Joel McCrea and Gloria Talbott in The Oklahoman (1957)


(director: Francis D. Lyon; screenwriter: Dan Ullman; cinematographer: Carl Guthrie; editor: George White; cast: Joel McCrea (Dr. John Brighton), Barbara Hale (Anne Barnes), Brad Dexter (Cass Dobie), Douglas Dick (Mel Dobie), Gloria Talbott (Maria Smith), Michael Pate (Charlie Smith), Anthony Caruso (Jim Hawk), Esther Dale (Mrs. Fitzgerald), John Pickard (Marshal Bill), Verna Felton (Mrs. Waynebrooke), Mimi Gibson (Louise Brighton); Runtime: 80; Allied Artists; 1957)
“A classy western.”

Reviewed by Dennis Schwartz

A classy western. It makes the most out of its human interest story, as the script by Dan Ullman slowly builds up to its climactic action scene. Joel McCrea gives an outstanding performance as a moral person, who must do what is right even if it means placing himself in danger.

While heading to California in 1870 in a party of covered wagons, Dr. John Brighton’s (Joel McCrea) wife dies during childbirth but the baby girl survives. John buries his wife in the nearby small frontier Oklahoma Territory town and is too tired to continue west. A kindly old woman, Mrs. Fitzgerald (Esther Dale), looks after the baby whom he names after his wife Louise, and she allows him to use her house to open his medical practice.

After 5 years the doc is considered to be a respected member of the community, but Louise has grown to be too frisky for the fragile Mrs. Fitzgerald to handle. So she gets the busy doctor the attractive 18-year-old Indian maiden, Maria Smith (Talbott), to take care of the child. This sparks gossip in town that doc is having an affair with her. Maria does love doc, but he only thinks of her as a young and vulnerable girl. Also interested in the doc is the young widow, Anne Barnes (Hale), who owns one of the biggest ranches in town.

Warning: spoiler to follow in the next two paragraphs.

The villains are the cattle baron brothers, Cass and Mel Dobie (Brad Dexter and Douglas Dick). They get greedy when they discover oil on the Indian Charlie Smith’s (Pate) property and plot to take over his place. The film builds on the growing hatred between doc and Cass.

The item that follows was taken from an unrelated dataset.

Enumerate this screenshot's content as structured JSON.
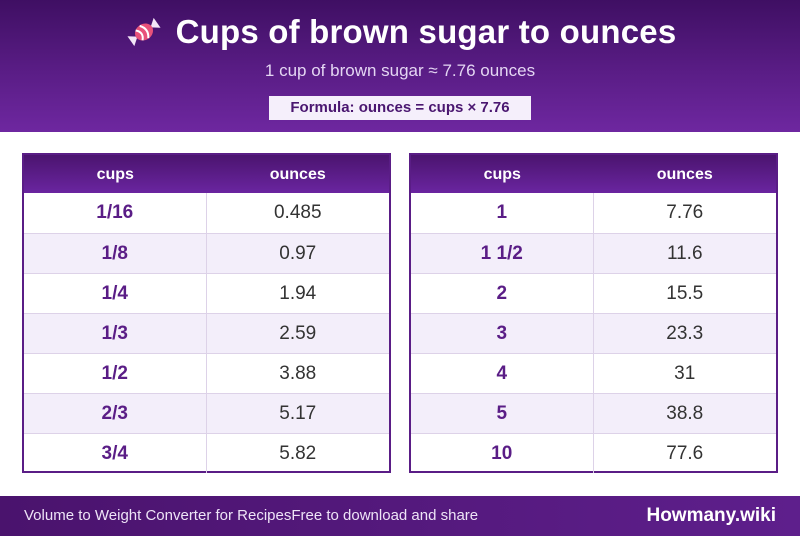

When Mel is seen by Charlie taking samples from his land and is asked to leave, he answers by firing at Charlie. But Charlie, in self-defense, kills him with his knife. When Charlie turns himself into the marshal, he is held in jail for his own protection. Meanwhile, Cass vows to make Charlie pay for his brother’s death. He brings up slurs about the Indians and has half the town agreeing with him. But doc comes to Charlie’s defense and gets into a deadly gunfight with Cass, where he gets winged in the arm but kills Cass.